Mattel's shares rose about 6 percent to $32.39 in extended trading.
Barbie's worldwide sales increased 15.8 percent in the third quarter ended Sept. 30 as Mattel's efforts to revive sales of its signature brand gained traction.
In January, Mattel rolled out Barbie dolls in a variety of skin tones, hairstyles and outfits and in three new body shapes — tall, curvy and petite — to appeal to a larger demographic.
The launch of the new range followed two years of declining sales of Barbie dolls around the world as girls increasingly turn to other dolls, electronic toys and tablets.
The company had also changed its marketing strategy to position its dolls as more than a pretty face, with ad campaigns such as "You Can Be Anything" highlighting the potential of women in various professions.

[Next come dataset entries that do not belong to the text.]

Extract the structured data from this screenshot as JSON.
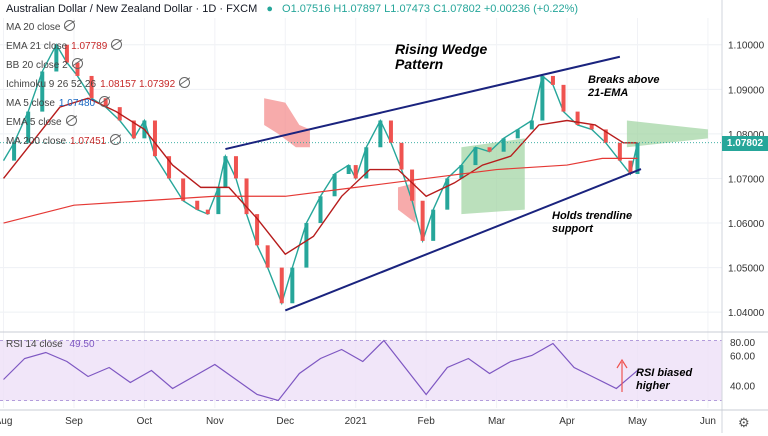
{
  "header": {
    "symbol": "Australian Dollar / New Zealand Dollar · 1D · FXCM",
    "ohlc": "O1.07516 H1.07897 L1.07473 C1.07802 +0.00236 (+0.22%)"
  },
  "indicators": [
    {
      "label": "MA 20 close",
      "value": ""
    },
    {
      "label": "EMA 21 close",
      "value": "1.07789",
      "color": "#c62828"
    },
    {
      "label": "BB 20 close 2",
      "value": ""
    },
    {
      "label": "Ichimoku 9 26 52 26",
      "value": "1.08157  1.07392",
      "color": "#c62828"
    },
    {
      "label": "MA 5 close",
      "value": "1.07480",
      "color": "#1565c0"
    },
    {
      "label": "EMA 5 close",
      "value": ""
    },
    {
      "label": "MA 200 close",
      "value": "1.07451",
      "color": "#c62828"
    }
  ],
  "rsi": {
    "label": "RSI 14 close",
    "value": "49.50"
  },
  "annotations": {
    "wedge_title_1": "Rising Wedge",
    "wedge_title_2": "Pattern",
    "breaks_1": "Breaks above",
    "breaks_2": "21-EMA",
    "holds_1": "Holds trendline",
    "holds_2": "support",
    "rsi_1": "RSI biased",
    "rsi_2": "higher"
  },
  "last_price": "1.07802",
  "colors": {
    "up": "#26a69a",
    "down": "#ef5350",
    "ema": "#b71c1c",
    "ma5": "#1565c0",
    "rsi": "#7e57c2",
    "trend": "#1a237e"
  },
  "chart_data": {
    "type": "line",
    "x_labels": [
      "Aug",
      "Sep",
      "Oct",
      "Nov",
      "Dec",
      "2021",
      "Feb",
      "Mar",
      "Apr",
      "May",
      "Jun"
    ],
    "y_ticks": [
      1.04,
      1.05,
      1.06,
      1.07,
      1.08,
      1.09,
      1.1
    ],
    "y_tick_labels": [
      "1.04000",
      "1.05000",
      "1.06000",
      "1.07000",
      "1.08000",
      "1.09000",
      "1.10000"
    ],
    "ylim": [
      1.036,
      1.106
    ],
    "x_months": [
      0,
      1,
      2,
      3,
      4,
      5,
      6,
      7,
      8,
      9,
      10
    ],
    "series": [
      {
        "name": "Price",
        "points": [
          [
            0.0,
            1.074
          ],
          [
            0.15,
            1.078
          ],
          [
            0.35,
            1.085
          ],
          [
            0.55,
            1.094
          ],
          [
            0.75,
            1.1
          ],
          [
            0.9,
            1.096
          ],
          [
            1.05,
            1.093
          ],
          [
            1.25,
            1.088
          ],
          [
            1.45,
            1.086
          ],
          [
            1.65,
            1.083
          ],
          [
            1.85,
            1.079
          ],
          [
            2.0,
            1.083
          ],
          [
            2.15,
            1.075
          ],
          [
            2.35,
            1.07
          ],
          [
            2.55,
            1.065
          ],
          [
            2.75,
            1.063
          ],
          [
            2.9,
            1.062
          ],
          [
            3.05,
            1.068
          ],
          [
            3.15,
            1.075
          ],
          [
            3.3,
            1.07
          ],
          [
            3.45,
            1.062
          ],
          [
            3.6,
            1.055
          ],
          [
            3.75,
            1.05
          ],
          [
            3.95,
            1.042
          ],
          [
            4.1,
            1.05
          ],
          [
            4.3,
            1.06
          ],
          [
            4.5,
            1.066
          ],
          [
            4.7,
            1.071
          ],
          [
            4.9,
            1.073
          ],
          [
            5.0,
            1.07
          ],
          [
            5.15,
            1.077
          ],
          [
            5.35,
            1.083
          ],
          [
            5.5,
            1.078
          ],
          [
            5.65,
            1.072
          ],
          [
            5.8,
            1.065
          ],
          [
            5.95,
            1.056
          ],
          [
            6.1,
            1.063
          ],
          [
            6.3,
            1.07
          ],
          [
            6.5,
            1.073
          ],
          [
            6.7,
            1.077
          ],
          [
            6.9,
            1.076
          ],
          [
            7.1,
            1.079
          ],
          [
            7.3,
            1.081
          ],
          [
            7.5,
            1.083
          ],
          [
            7.65,
            1.093
          ],
          [
            7.8,
            1.091
          ],
          [
            7.95,
            1.085
          ],
          [
            8.15,
            1.082
          ],
          [
            8.35,
            1.081
          ],
          [
            8.55,
            1.078
          ],
          [
            8.75,
            1.074
          ],
          [
            8.9,
            1.071
          ],
          [
            9.0,
            1.078
          ]
        ]
      },
      {
        "name": "EMA 21",
        "points": [
          [
            0.0,
            1.07
          ],
          [
            0.4,
            1.078
          ],
          [
            0.8,
            1.086
          ],
          [
            1.2,
            1.088
          ],
          [
            1.6,
            1.085
          ],
          [
            2.0,
            1.081
          ],
          [
            2.4,
            1.073
          ],
          [
            2.8,
            1.068
          ],
          [
            3.2,
            1.068
          ],
          [
            3.6,
            1.061
          ],
          [
            4.0,
            1.053
          ],
          [
            4.4,
            1.057
          ],
          [
            4.8,
            1.066
          ],
          [
            5.2,
            1.072
          ],
          [
            5.6,
            1.072
          ],
          [
            6.0,
            1.066
          ],
          [
            6.4,
            1.069
          ],
          [
            6.8,
            1.073
          ],
          [
            7.2,
            1.075
          ],
          [
            7.6,
            1.082
          ],
          [
            8.0,
            1.083
          ],
          [
            8.4,
            1.082
          ],
          [
            8.8,
            1.078
          ],
          [
            9.0,
            1.078
          ]
        ]
      },
      {
        "name": "MA 200",
        "points": [
          [
            0.0,
            1.06
          ],
          [
            1.0,
            1.064
          ],
          [
            2.0,
            1.065
          ],
          [
            3.0,
            1.066
          ],
          [
            4.0,
            1.066
          ],
          [
            5.0,
            1.068
          ],
          [
            6.0,
            1.07
          ],
          [
            7.0,
            1.072
          ],
          [
            8.0,
            1.073
          ],
          [
            8.5,
            1.0745
          ],
          [
            9.0,
            1.0745
          ]
        ]
      },
      {
        "name": "Upper trendline",
        "points": [
          [
            3.15,
            1.0766
          ],
          [
            8.75,
            1.0973
          ]
        ]
      },
      {
        "name": "Lower trendline",
        "points": [
          [
            4.0,
            1.0404
          ],
          [
            9.05,
            1.0721
          ]
        ]
      }
    ],
    "cloud_red": [
      [
        [
          3.7,
          1.088
        ],
        [
          4.0,
          1.087
        ],
        [
          4.2,
          1.082
        ],
        [
          4.35,
          1.081
        ],
        [
          4.35,
          1.077
        ],
        [
          4.15,
          1.077
        ],
        [
          3.9,
          1.08
        ],
        [
          3.7,
          1.082
        ]
      ],
      [
        [
          5.6,
          1.068
        ],
        [
          5.85,
          1.069
        ],
        [
          5.85,
          1.06
        ],
        [
          5.6,
          1.063
        ]
      ]
    ],
    "cloud_green": [
      [
        [
          6.5,
          1.077
        ],
        [
          7.4,
          1.079
        ],
        [
          7.4,
          1.063
        ],
        [
          6.5,
          1.062
        ]
      ],
      [
        [
          8.85,
          1.083
        ],
        [
          10.0,
          1.081
        ],
        [
          10.0,
          1.079
        ],
        [
          8.85,
          1.077
        ]
      ]
    ],
    "rsi_ylim": [
      25,
      75
    ],
    "rsi_ticks": [
      40,
      60,
      80
    ],
    "rsi_points": [
      [
        0.0,
        44
      ],
      [
        0.3,
        58
      ],
      [
        0.6,
        62
      ],
      [
        0.9,
        56
      ],
      [
        1.2,
        46
      ],
      [
        1.5,
        52
      ],
      [
        1.8,
        42
      ],
      [
        2.1,
        50
      ],
      [
        2.4,
        38
      ],
      [
        2.7,
        46
      ],
      [
        3.0,
        54
      ],
      [
        3.3,
        44
      ],
      [
        3.6,
        34
      ],
      [
        3.9,
        30
      ],
      [
        4.2,
        48
      ],
      [
        4.5,
        58
      ],
      [
        4.8,
        64
      ],
      [
        5.1,
        56
      ],
      [
        5.4,
        70
      ],
      [
        5.7,
        52
      ],
      [
        6.0,
        34
      ],
      [
        6.3,
        52
      ],
      [
        6.6,
        58
      ],
      [
        6.9,
        48
      ],
      [
        7.2,
        56
      ],
      [
        7.5,
        60
      ],
      [
        7.8,
        68
      ],
      [
        8.1,
        52
      ],
      [
        8.4,
        45
      ],
      [
        8.7,
        38
      ],
      [
        9.0,
        50
      ]
    ]
  }
}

Fisher-Price and the Wheels category, which includes Hot Wheels, were also bright spots for Mattel in the third quarter, with sales rising about 6 percent each.

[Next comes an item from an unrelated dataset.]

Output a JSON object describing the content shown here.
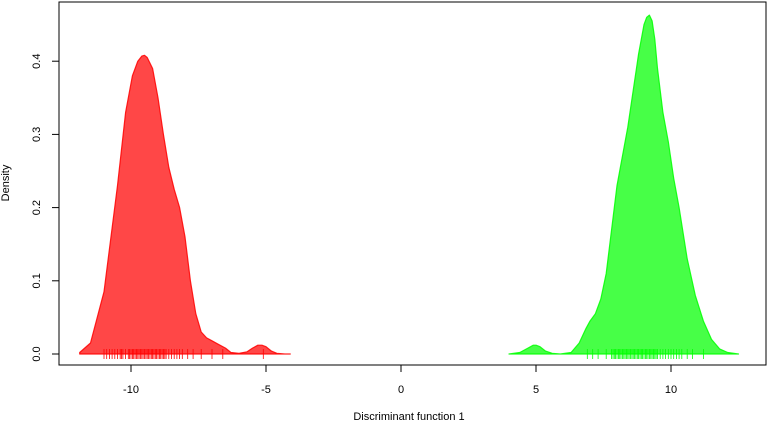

Sales of its American Girl products were up 14 percent, compared with a 2 percent decline a year earlier.
Mattel in August announced a multi-year partnership with retailer Toys "R" Us Inc to have retail units of American Girl dolls and accessories in its stores.
"While we still have a critical fourth quarter to execute, we remain broadly on track to deliver on our full-year outlook," Chief Executive Christopher Sinclair said in a statement on Wednesday.

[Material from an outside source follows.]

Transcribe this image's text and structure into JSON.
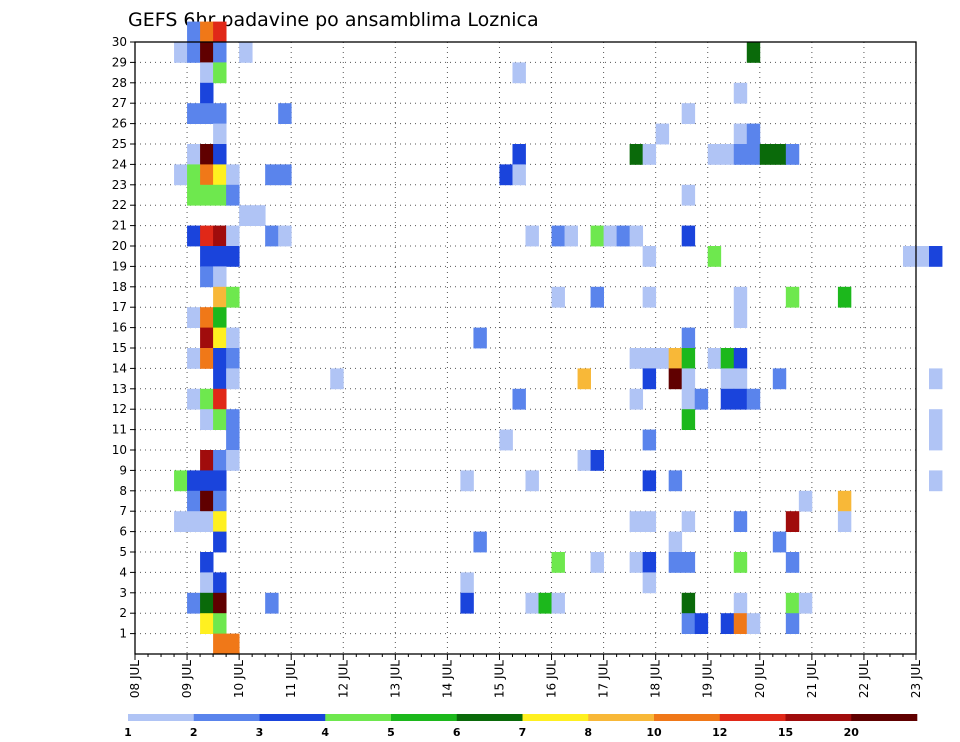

El Segundo, California-based Mattel's revenue rose to $1.80 billion from $1.79 billion. Analysts on average had expected $1.77 billion, according to Thomson Reuters I/B/E/S.
Net income rose to $236.3 million, or 68 cents per share, from $223.8 million, or 66 cents per share, a year earlier.
Excluding items, the company earned 70 cents per share, a cent below the average analyst estimate.